Most school assemblies it takes a few moments for the students to settle into their seats and pipe down. Even then, it's not all that uncommon for hushed whispers to continue on, as well as a little horse play.
Such wasn't the case yesterday at Sunnyside High School. The air suddenly stilled and the SHS students went completely silent as Kyle Wallingford began speaking before his schoolmates and providing them with a slide show, sharing the impact drinking and driving has had on his life.
"It was April 15...everyone knows that as tax day," he began. "...but my life was changed on that day in 1991 because someone got into a car after drinking."
Wallingford was two when the crash that turned his life upside down occurred. He said most people do not carry many memories around from the age of two, but he does.
"I remember waking up with wires and monitors all around me...I remember wanting my mom and crawling out of the bed to find her, leaving a small trail of blood...I remember the sound of the crash," he shared.
Wallingford was the passenger in a vehicle driven by his grandmother. His mother was in the passenger seat at the front of the vehicle and he was in the back seat.
It was a normal tax day for his family. The trio had just left his brother at pre-school and were headed to Yakima from Granger. They were going to drop off taxes and pick up a suit for Wallingford's uncle who was in the Gulf War.
"We never made it," said Wallingford.
He said his grandmother had traveled approximately a mile-and-a-half west on I-82 from Granger when a Monte Carlo crashed head-on into her vehicle "...and I was put in a wheelchair for life."
Wallingford shared that his grandmother died upon impact as the steering wheel crushed her chest. Eyes glistening, he pointed to a picture that showed the entire engine compartment shoved into the front seat. More tears welled as a picture was displayed showing a covering over the driver's side of the vehicle. Another photo displayed to SHS students showed emergency personnel on the passenger side of the vehicle, where his mother was trapped inside the twisted metal.
The young Wallingford, seated in back, was jarred forward when the collision occurred, snapping his spinal column in the lower lumbar. The slingshot action tossed him back against the seat, pinching the nerves within his frail bones. In addition, the impact caused whiplash, separating his skull...the only protection for his brain was the skin surrounding his head.

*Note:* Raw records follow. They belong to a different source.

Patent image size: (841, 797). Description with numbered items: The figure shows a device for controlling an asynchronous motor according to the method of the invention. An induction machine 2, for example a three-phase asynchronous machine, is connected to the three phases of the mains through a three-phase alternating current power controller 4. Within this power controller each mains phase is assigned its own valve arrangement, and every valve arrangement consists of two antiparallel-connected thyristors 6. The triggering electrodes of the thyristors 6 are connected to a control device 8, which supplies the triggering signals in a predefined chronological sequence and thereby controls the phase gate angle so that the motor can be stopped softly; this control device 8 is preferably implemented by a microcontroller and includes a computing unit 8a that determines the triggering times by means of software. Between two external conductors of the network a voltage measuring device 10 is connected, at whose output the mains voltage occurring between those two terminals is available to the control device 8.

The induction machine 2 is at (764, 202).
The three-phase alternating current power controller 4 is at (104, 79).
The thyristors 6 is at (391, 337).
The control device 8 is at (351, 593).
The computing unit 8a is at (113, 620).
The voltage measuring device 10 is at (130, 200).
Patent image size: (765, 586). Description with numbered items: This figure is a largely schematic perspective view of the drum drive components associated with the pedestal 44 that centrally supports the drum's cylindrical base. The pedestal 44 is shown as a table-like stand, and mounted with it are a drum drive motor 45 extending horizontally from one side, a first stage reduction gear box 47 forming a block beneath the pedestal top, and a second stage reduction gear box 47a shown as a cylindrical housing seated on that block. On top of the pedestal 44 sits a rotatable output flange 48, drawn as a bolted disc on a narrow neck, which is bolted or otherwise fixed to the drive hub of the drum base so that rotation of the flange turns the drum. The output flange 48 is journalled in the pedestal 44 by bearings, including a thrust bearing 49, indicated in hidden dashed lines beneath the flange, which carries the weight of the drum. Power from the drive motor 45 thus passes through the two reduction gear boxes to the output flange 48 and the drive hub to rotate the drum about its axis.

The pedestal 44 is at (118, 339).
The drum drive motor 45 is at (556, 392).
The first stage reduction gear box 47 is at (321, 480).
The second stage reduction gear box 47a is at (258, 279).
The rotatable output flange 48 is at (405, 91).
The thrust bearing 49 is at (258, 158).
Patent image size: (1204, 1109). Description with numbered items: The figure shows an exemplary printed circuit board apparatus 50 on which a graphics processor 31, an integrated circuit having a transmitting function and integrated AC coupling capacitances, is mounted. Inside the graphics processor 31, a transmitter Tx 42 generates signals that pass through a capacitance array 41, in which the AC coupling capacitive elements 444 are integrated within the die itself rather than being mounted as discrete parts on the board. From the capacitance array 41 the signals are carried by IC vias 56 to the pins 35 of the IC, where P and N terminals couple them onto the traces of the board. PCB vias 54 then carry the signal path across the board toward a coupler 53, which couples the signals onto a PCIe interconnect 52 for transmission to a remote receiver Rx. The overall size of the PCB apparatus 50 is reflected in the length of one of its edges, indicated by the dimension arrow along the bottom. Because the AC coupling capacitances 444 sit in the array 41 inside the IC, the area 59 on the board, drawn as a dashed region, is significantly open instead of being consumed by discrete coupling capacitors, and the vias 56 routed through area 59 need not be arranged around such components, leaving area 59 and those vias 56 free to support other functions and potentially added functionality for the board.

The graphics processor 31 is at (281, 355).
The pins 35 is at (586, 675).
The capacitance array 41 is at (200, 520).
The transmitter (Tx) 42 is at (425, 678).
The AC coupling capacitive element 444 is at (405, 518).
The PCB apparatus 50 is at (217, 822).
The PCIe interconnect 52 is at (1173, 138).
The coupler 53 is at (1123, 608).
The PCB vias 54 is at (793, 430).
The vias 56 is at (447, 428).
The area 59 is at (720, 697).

He said he now suffers from some memory problems.
"This is where I was," Wallingford said as he showed a photo of the grill to the Monte Carlo that collided with the vehicle. It landed beside his spot in the car.
The driver and passenger in the Monte Carlo both died at the scene. Wallingford said the pair had left a party, weren't wearing their seatbelts, were under the influence of drugs and the driver did not have a driver's license.
It took emergency personnel two hours to remove his mother from the compacted vehicle he was riding in. He, too, had photos showing the entire passenger compartment had to be removed along with what remained of the roof. "The wheel should not be where the front seats usually are," he pointed out as another photo was shown.
"My message is this could happen to anyone. Deciding to drink at a party and drive after can be fatal," shared Wallingford, gathering his composure. He said the message was not easy to deliver, but he felt it was important.
He said he wants his classmates to make good decisions "...because this is real.
"I want you to think about the impact drinking and driving has on others, such as myself and my family."